New Year, New Home: Tips from Brokers on How to Buy a House as Interest Rates Climb
December 15, 2022
Homebuyers and sellers share at least one common concern – interest rates. The ups and downs of mortgage rates profoundly impact the affordability of homes for buyers and sellers’ ability to sell at their desired price and time. Last December, 30-year fixed rate mortgages were available at just over 3 percent. In 12 months, the rate has doubled causing lower demand for homes and more days on the market. In recent weeks, rates have decreased slightly as the Federal Reserve has slowed interest rate increases.
Investopedia offers a simple explanation of how rising mortgage rates affect buyers and sellers. In essence, higher mortgage interest rates may decrease the amount for which a homebuyer may qualify. For example, a buyer with a 4% rate on a 30-year fixed mortgage buying a $400,000 property would expect a monthly mortgage payment of $1,900. At a 5% rate, the monthly payment would rise to $2,138. The 1% increase in interest raises the payment by $238, or roughly 13%. The homebuyer now may only qualify for a $355,000 loan so a 1% increase in mortgage interest decreases purchasing power by $45,000.
Rising mortgage rates affect sellers differently, says Investopedia. A seller listing a home at $400,000 may find that rising interest rates means potential buyers can only afford the home at $355,000. The seller may still make a profit on the sale, but a 1% increase in mortgage rates could diminish the market value by about $45,000.
The Mortgage Reports advises buyers to improve their credit to get the best mortgage rates possible by checking their free credit reports for errors and paying down debt. “Any way an applicant can reduce the risk to a lender will allow them to offer the best option available.” A larger down payment will also lower a lender’s risk as well as the monthly payment. A buyer with at least a 20 percent down payment can reduce the payment by eliminating the private mortgage insurance requirement on a conventional loan.
AAR asked Alabama brokers to share their best tips for buying a house in a market where interest rates present a challenge to potential buyers. Here’s their best advice:
Be Prepared to Refinance
Zelda Friedman, Managing Broker at Crye-Leike Real Estate Services in Huntsville, says buyers can always refinance their home when interest rates go down. “It is always a good idea for buyers to keep an eye on the market."

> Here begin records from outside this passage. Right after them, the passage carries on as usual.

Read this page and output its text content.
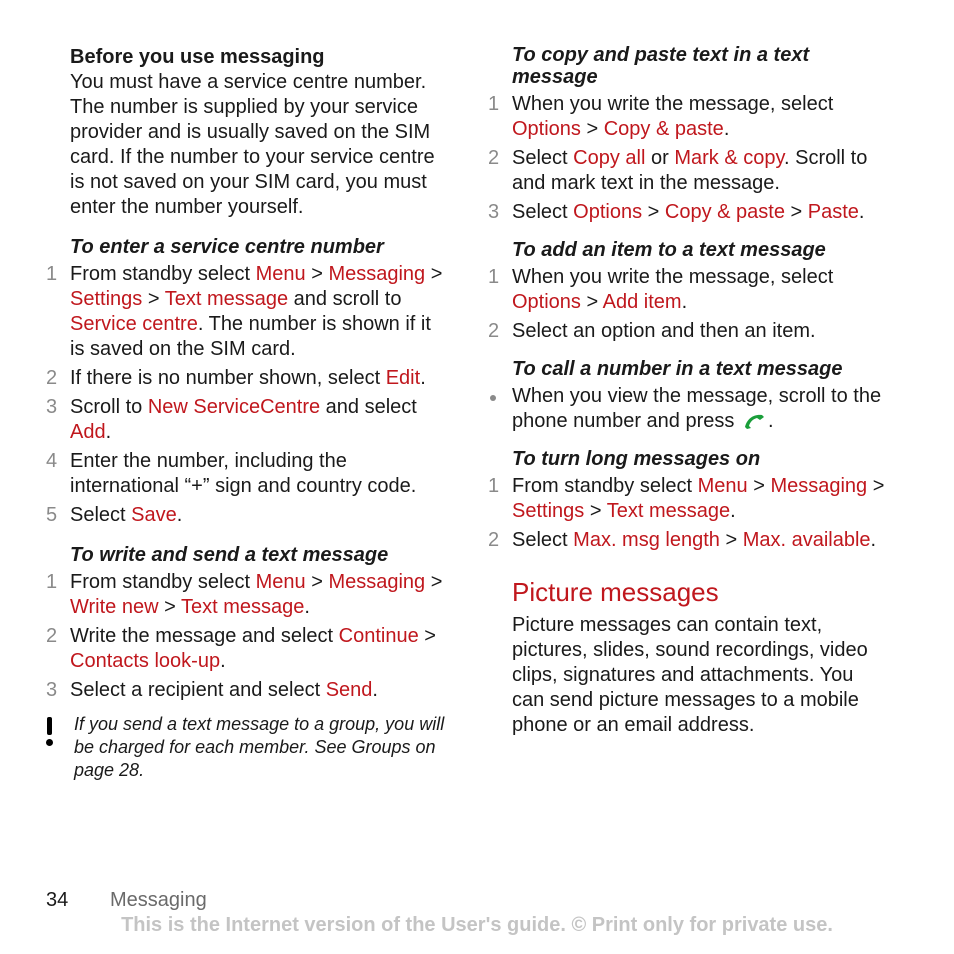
Before you use messaging

You must have a service centre number. The number is supplied by your service provider and is usually saved on the SIM card. If the number to your service centre is not saved on your SIM card, you must enter the number yourself.

To enter a service centre number

1 From standby select Menu > Messaging > Settings > Text message and scroll to Service centre. The number is shown if it is saved on the SIM card.
2 If there is no number shown, select Edit.
3 Scroll to New ServiceCentre and select Add.
4 Enter the number, including the international “+” sign and country code.
5 Select Save.

To write and send a text message

1 From standby select Menu > Messaging > Write new > Text message.
2 Write the message and select Continue > Contacts look-up.
3 Select a recipient and select Send.
If you send a text message to a group, you will be charged for each member. See Groups on page 28.

To copy and paste text in a text message

1 When you write the message, select Options > Copy & paste.
2 Select Copy all or Mark & copy. Scroll to and mark text in the message.
3 Select Options > Copy & paste > Paste.

To add an item to a text message

1 When you write the message, select Options > Add item.
2 Select an option and then an item.

To call a number in a text message

When you view the message, scroll to the phone number and press .

To turn long messages on

1 From standby select Menu > Messaging > Settings > Text message.
2 Select Max. msg length > Max. available.
Picture messages

Picture messages can contain text, pictures, slides, sound recordings, video clips, signatures and attachments. You can send picture messages to a mobile phone or an email address.

34 Messaging
This is the Internet version of the User's guide. © Print only for private use.
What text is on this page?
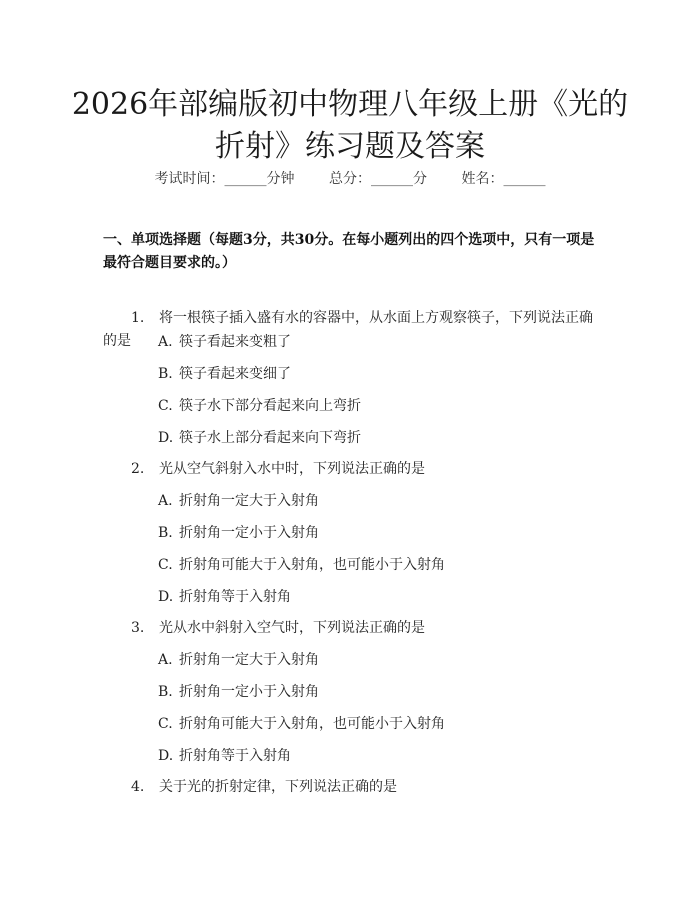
2026年部编版初中物理八年级上册《光的折射》练习题及答案
考试时间：______分钟 总分：______分 姓名：______

一、单项选择题（每题3分，共30分。在每小题列出的四个选项中，只有一项是最符合题目要求的。）

1. 将一根筷子插入盛有水的容器中，从水面上方观察筷子，下列说法正确的是	A. 筷子看起来变粗了
B. 筷子看起来变细了
C. 筷子水下部分看起来向上弯折
D. 筷子水上部分看起来向下弯折
2. 光从空气斜射入水中时，下列说法正确的是
A. 折射角一定大于入射角
B. 折射角一定小于入射角
C. 折射角可能大于入射角，也可能小于入射角
D. 折射角等于入射角
3. 光从水中斜射入空气时，下列说法正确的是
A. 折射角一定大于入射角
B. 折射角一定小于入射角
C. 折射角可能大于入射角，也可能小于入射角
D. 折射角等于入射角
4. 关于光的折射定律，下列说法正确的是
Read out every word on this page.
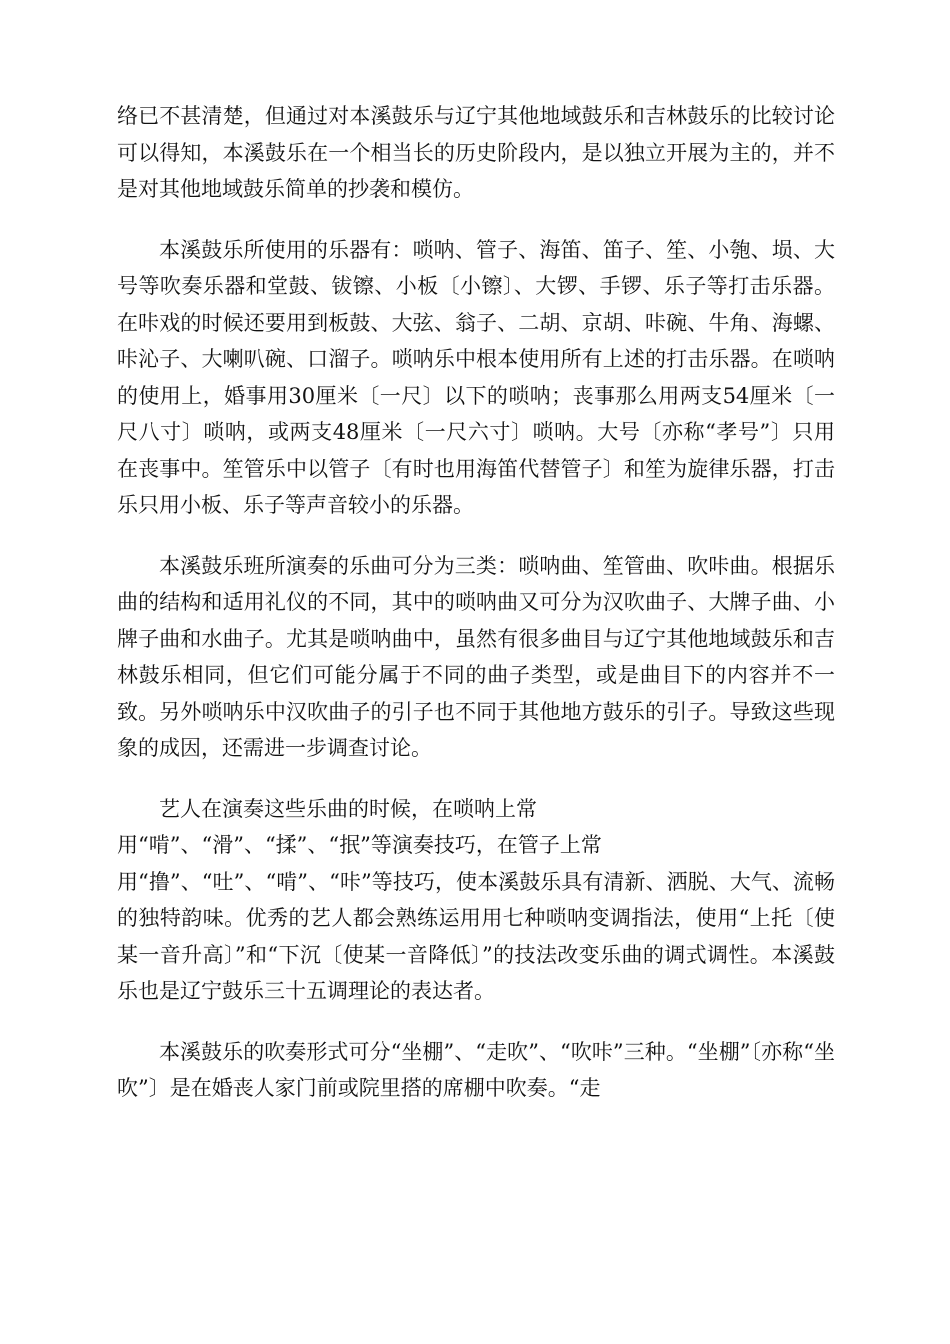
络已不甚清楚，但通过对本溪鼓乐与辽宁其他地域鼓乐和吉林鼓乐的比较讨论可以得知，本溪鼓乐在一个相当长的历史阶段内，是以独立开展为主的，并不是对其他地域鼓乐简单的抄袭和模仿。

本溪鼓乐所使用的乐器有：唢呐、管子、海笛、笛子、笙、小匏、埙、大号等吹奏乐器和堂鼓、钹镲、小板〔小镲〕、大锣、手锣、乐子等打击乐器。在咔戏的时候还要用到板鼓、大弦、翁子、二胡、京胡、咔碗、牛角、海螺、咔沁子、大喇叭碗、口溜子。唢呐乐中根本使用所有上述的打击乐器。在唢呐的使用上，婚事用30厘米〔一尺〕以下的唢呐；丧事那么用两支54厘米〔一尺八寸〕唢呐，或两支48厘米〔一尺六寸〕唢呐。大号〔亦称“孝号”〕只用在丧事中。笙管乐中以管子〔有时也用海笛代替管子〕和笙为旋律乐器，打击乐只用小板、乐子等声音较小的乐器。

本溪鼓乐班所演奏的乐曲可分为三类：唢呐曲、笙管曲、吹咔曲。根据乐曲的结构和适用礼仪的不同，其中的唢呐曲又可分为汉吹曲子、大牌子曲、小牌子曲和水曲子。尤其是唢呐曲中，虽然有很多曲目与辽宁其他地域鼓乐和吉林鼓乐相同，但它们可能分属于不同的曲子类型，或是曲目下的内容并不一致。另外唢呐乐中汉吹曲子的引子也不同于其他地方鼓乐的引子。导致这些现象的成因，还需进一步调查讨论。

艺人在演奏这些乐曲的时候，在唢呐上常
用“啃”、“滑”、“揉”、“抿”等演奏技巧，在管子上常
用“撸”、“吐”、“啃”、“咔”等技巧，使本溪鼓乐具有清新、洒脱、大气、流畅的独特韵味。优秀的艺人都会熟练运用用七种唢呐变调指法，使用“上托〔使某一音升高〕”和“下沉〔使某一音降低〕”的技法改变乐曲的调式调性。本溪鼓乐也是辽宁鼓乐三十五调理论的表达者。

本溪鼓乐的吹奏形式可分“坐棚”、“走吹”、“吹咔”三种。“坐棚”〔亦称“坐吹”〕是在婚丧人家门前或院里搭的席棚中吹奏。“走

Mechelle Wilder, Associate Broker/Partner at ARC Realty in Vestavia, agreed. “What I have been telling buyers is that home prices are continuing to appreciate so I would still buy a home with higher interest rates because you can finance a home with an adjustable mortgage of around 5% and refinance before the end of that term when rates decrease. There are even some mortgage companies that will not charge to refinance a first mortgage once the interest rates have become lower. They need to check with their lender for the best program for them.”
Shop Around for Lenders
“Today's purchasers should always shop around with different lenders,” said Lee Harris, Broker/Owner at Auburn’s Coldwell Banker Alliance. “Many lenders today are offering new packages and incentives that we have not seen in quite some time. It is imperative to not just look at the rate! Be sure to compare the overall package that is being offered including buy downs, closing costs, lender credits, etc."
Look for Lender Options
Friedman advises buyers to work with a REALTOR® and check for lender programs for veterans, the disabled, or for different loan types. “REALTORS® are a great source of connections if buyers need a lender, title company, home inspector or insurance company,” she explained.

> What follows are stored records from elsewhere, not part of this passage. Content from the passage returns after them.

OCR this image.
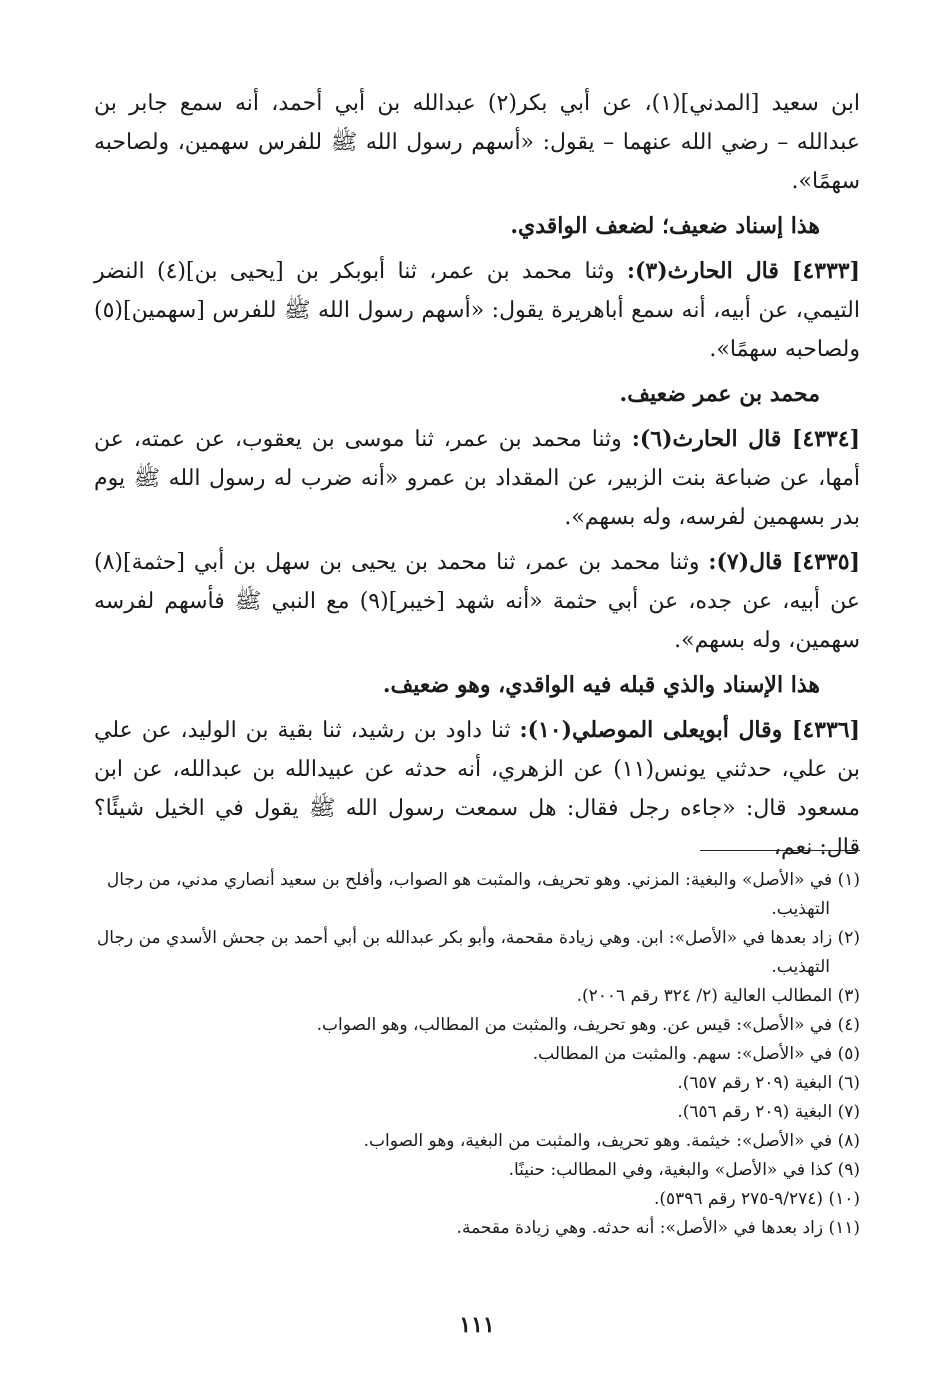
ابن سعيد [المدني](١)، عن أبي بكر(٢) عبدالله بن أبي أحمد، أنه سمع جابر بن عبدالله – رضي الله عنهما – يقول: «أسهم رسول الله ﷺ للفرس سهمين، ولصاحبه سهمًا».

هذا إسناد ضعيف؛ لضعف الواقدي.

[٤٣٣٣] قال الحارث(٣): وثنا محمد بن عمر، ثنا أبوبكر بن [يحيى بن](٤) النضر التيمي، عن أبيه، أنه سمع أباهريرة يقول: «أسهم رسول الله ﷺ للفرس [سهمين](٥) ولصاحبه سهمًا».

محمد بن عمر ضعيف.

[٤٣٣٤] قال الحارث(٦): وثنا محمد بن عمر، ثنا موسى بن يعقوب، عن عمته، عن أمها، عن ضباعة بنت الزبير، عن المقداد بن عمرو «أنه ضرب له رسول الله ﷺ يوم بدر بسهمين لفرسه، وله بسهم».

[٤٣٣٥] قال(٧): وثنا محمد بن عمر، ثنا محمد بن يحيى بن سهل بن أبي [حثمة](٨) عن أبيه، عن جده، عن أبي حثمة «أنه شهد [خيبر](٩) مع النبي ﷺ فأسهم لفرسه سهمين، وله بسهم».

هذا الإسناد والذي قبله فيه الواقدي، وهو ضعيف.

[٤٣٣٦] وقال أبويعلى الموصلي(١٠): ثنا داود بن رشيد، ثنا بقية بن الوليد، عن علي بن علي، حدثني يونس(١١) عن الزهري، أنه حدثه عن عبيدالله بن عبدالله، عن ابن مسعود قال: «جاءه رجل فقال: هل سمعت رسول الله ﷺ يقول في الخيل شيئًا؟ قال: نعم،

(١) في «الأصل» والبغية: المزني. وهو تحريف، والمثبت هو الصواب، وأفلح بن سعيد أنصاري مدني، من رجال التهذيب.

(٢) زاد بعدها في «الأصل»: ابن. وهي زيادة مقحمة، وأبو بكر عبدالله بن أبي أحمد بن جحش الأسدي من رجال التهذيب.

(٣) المطالب العالية (٢/ ٣٢٤ رقم ٢٠٠٦).

(٤) في «الأصل»: قيس عن. وهو تحريف، والمثبت من المطالب، وهو الصواب.

(٥) في «الأصل»: سهم. والمثبت من المطالب.

(٦) البغية (٢٠٩ رقم ٦٥٧).

(٧) البغية (٢٠٩ رقم ٦٥٦).

(٨) في «الأصل»: خيثمة. وهو تحريف، والمثبت من البغية، وهو الصواب.

(٩) كذا في «الأصل» والبغية، وفي المطالب: حنينًا.

(١٠) (٩/٢٧٤-٢٧٥ رقم ٥٣٩٦).

(١١) زاد بعدها في «الأصل»: أنه حدثه. وهي زيادة مقحمة.

١١١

Rely on REALTORS® for Market Advice
Buyers should listen to their REALTOR®'s advice on current market conditions, Friedman said. “Days on market are longer now with the average in our area up to 14 days on market. It has been as low as nine days on market.” Using that market knowledge may allow a buyer to purchase a house for less than list price and lower the payments.
Take the Long View
Wilder tells buyers that investing your money in a home is still the best way to build wealth. “Even though the market is slow right now,” she explained, “it will come back around and in 5 to 10 years the equity in your home will have increased in value sometimes better than the stock market. I tell my buyers that home ownership is similar to a monthly savings account that you invest in regularly while at the same time enjoying its benefits as it increases in value.”
Know Your Limits
Harris warned that buyers also need to feel comfortable with whatever the monthly payment will be. “While we may hear that you can always refinance later, it is important to keep in mind the REALTORS®, lenders, and brokers (myself included) do not know what interest rates will do in the future,” he said. “Buyers need to be prepared for a scenario where a future refinance may not be the best option.”
“While home buyers in today's market face new challenges with the rise of interest rates, many of the same rules still apply,” said Harris.